Eine Regel folgt immer einer Wenn-Dann-Logik (sogenannte Kausalbeziehung). Wenn die letzte Legitimationsprüfung länger als 12 Monate zurückliegt, dann ist diese erneut durchzuführen ODER Wenn die Ampel rot ist, dann darf die Strasse nicht überquert werden. Aus dem Vorhandensein eines Sachverhaltes ergibt sich also unmittelbar eine Handlung oder ein Verbot. Eine Regel ist also "laut" - diese muss nur ausgeführt werden. Eine Entscheidung ist vom Ausführenden nicht erforderlich. Wann helfen Ihnen Regeln bzw. was muss erfüllt sein, damit man wirksam zum Ziel kommt?

  1. Das Problem muss vorab bekannt sein und
  2. dieses muss revolvierend und gleichartig auftreten und
  3. es muss ausreichend Wissen zur Problemlösung vorhanden sein (zweiter Teil der Wenn-Dann-Logik). 

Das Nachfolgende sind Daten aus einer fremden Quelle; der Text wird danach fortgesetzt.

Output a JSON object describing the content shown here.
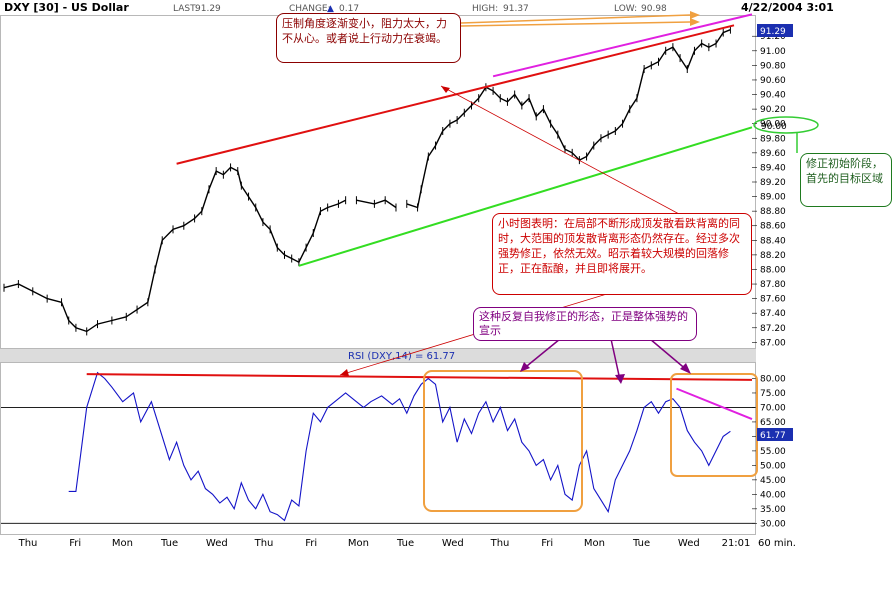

Regeln helfen Ihnen also ausschließlich für den blauen / komplizierten Teil Ihrer Wertschöpfung; sie reduzieren Komplexität im Unternehmen. Regeln werden immer von übergeordneten Stellen (bis hinauf zur Geschäftsleitung) in Kraft gesetzt, schaffen Sicherheit in einem trägen Marktumfeld und vermeiden Verschwendung von Ressourcen (wiederkehrende Probleme müssen nur 1 x durch Aufbau von Wissen gelöst werden). Die Missachtung von Regeln mündet im Chaos. Leider sinkt dieser Teil der Wertschöpfung im genossenschaftlichen Umfeld (vgl. hierzu meine Startseite) und damit eben auch die Wirksamkeit mancher Regel ...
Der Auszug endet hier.